I've never wanted to be a waitress. I knew without even trying that it is a difficult job and the second most underpaid position available. (Teaching being the first) Ever since I started getting jobs, I promised myself I would never even apply to be a waitress. I've worked at a swimming pool, doling out tubes for the lazy river 'n such. I've cleaned the house of a completely anal woman who didn't really even need me to clean it because it was never dirty in the first place. I've done homework while sitting at the front desk of dorms and answering questions every hour or so. Lastly, I've worked in a clothing store where I helped women pick out the specific shade of white that would go perfect with their black slacks. I thought I was doing a pretty good job of not ever being a waitress.
Then I moved to Manhattan. And even though I had been offered a couple positions, the only one that was truly promising was a waitressing job in a hotel. The people were incredibly nice and I knew that I would fit in with their personalities. I also thought, "Well, hotel food is usually more expensive than most restaurants. So that will probably mean a high quality of people and bigger tips." And after borrowing over $500 from a number of relatives, I decided that I really needed a job, no matter what it was.

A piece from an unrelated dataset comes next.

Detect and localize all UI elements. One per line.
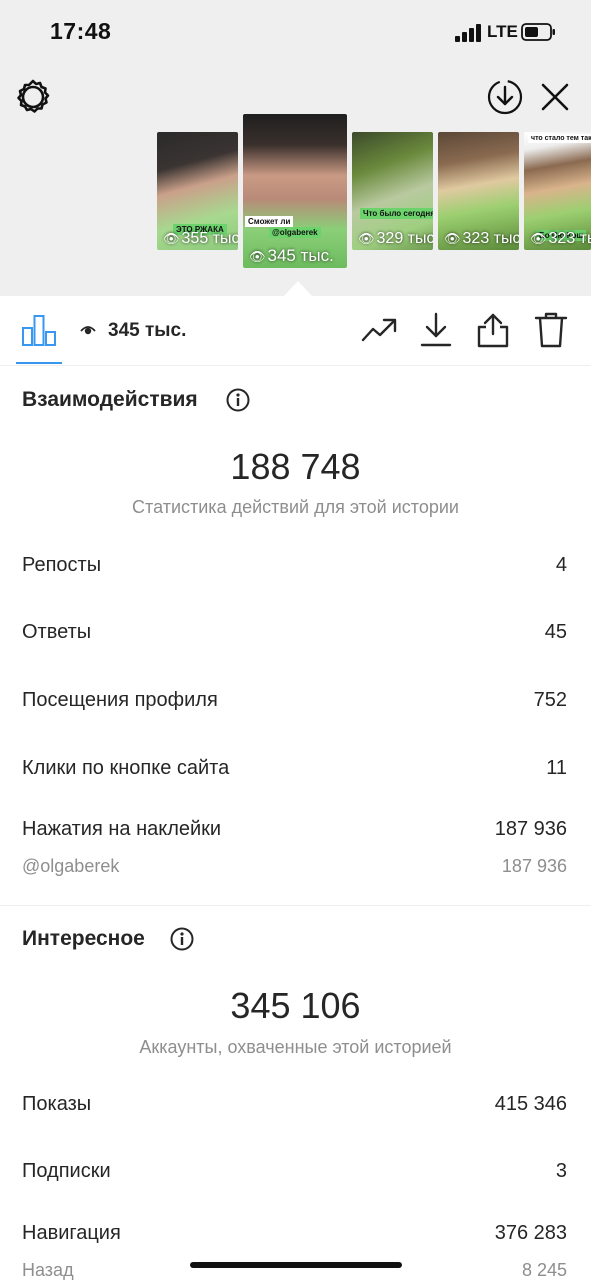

I only made it through half a days worth of training. The girl who trained me had been a waitress for over five years and it showed. She had the rhythm down. I think it had become like a math problem for her. She just followed the formula without even thinking and even though the numbers were different for each problem, the outcome would always be correct. She was also incredibly smart and kind about what to teach me. If you've ever "shadowed" someone at a job, you know how awkward it is. You are essentially two steps behind them while they try to do everything like they normally would. Except that they have to keep doing three point turns because you are always inadvertently in their way. I imagine its a lot like having a four year old child who won't leave you the heck alone, but they don't know any better so you can't get mad at them when they spill coke on a table or forget where to put the dirty napkins.
After an hour of this, my breathing got heavy and I couldn't calm it down. I didn't have time to! I couldn't ask for a five minute break only an hour into training. There was so much information coming at me in all directions. I didn't have a chance to process what I had just learned before a new situation came up. The only tasks I could hold on to were the ones we performed about 10 times. And even then I'd be worried I was doing it wrong. "How much ice do I put in the cup?" "Like this?" "I don't even remember what table wanted this."
When I saw the guy who hired me, I pulled him aside and explained that I was in way over my head. He spent an hour helping me fill out paperwork and then showing me around the hotel, only for me to quit three hours into my training. I felt like a complete jerk. He took me out back to get some air and give me a pep talk. I fought back tears and eventually got light headed, then dizzy, then couldn't focus at all because I hadn't been breathing naturally since the conversation started.
"I just want you to challenge yourself."
But I already feel like I challenge myself everyday in so many ways... quitting during my first day on the job is just about biggest challenge I've ever had.
Now you're all probably wondering what job I am going to get. I'm already indebted to many friends and family members. I've been willingly accepting free food/drinks from anyone who offers (which I absolutely never do, so you can tell how desperate I am). I'm only planning to live in Manhattan for at least two months. I will not get a job. Do not mistake that sentence as me having a negative attitude. I am consciously deciding to not look for a job this summer and to graciously accept any help that my support system is willing to give me. When I made this decision, I broke out in a stress rash all over my arms, ears, face, and neck but this way, unlike last summer, I won't feel guilty the whole time (just itchy). I'm saying right now: "I do not have a job. I will not look for a job. This does not make me lazy or dumb. It makes me a freeloader. It also makes me a free spirit for two months."
I plan to use this time to focus on my mental health and to have a good time. Be jealous.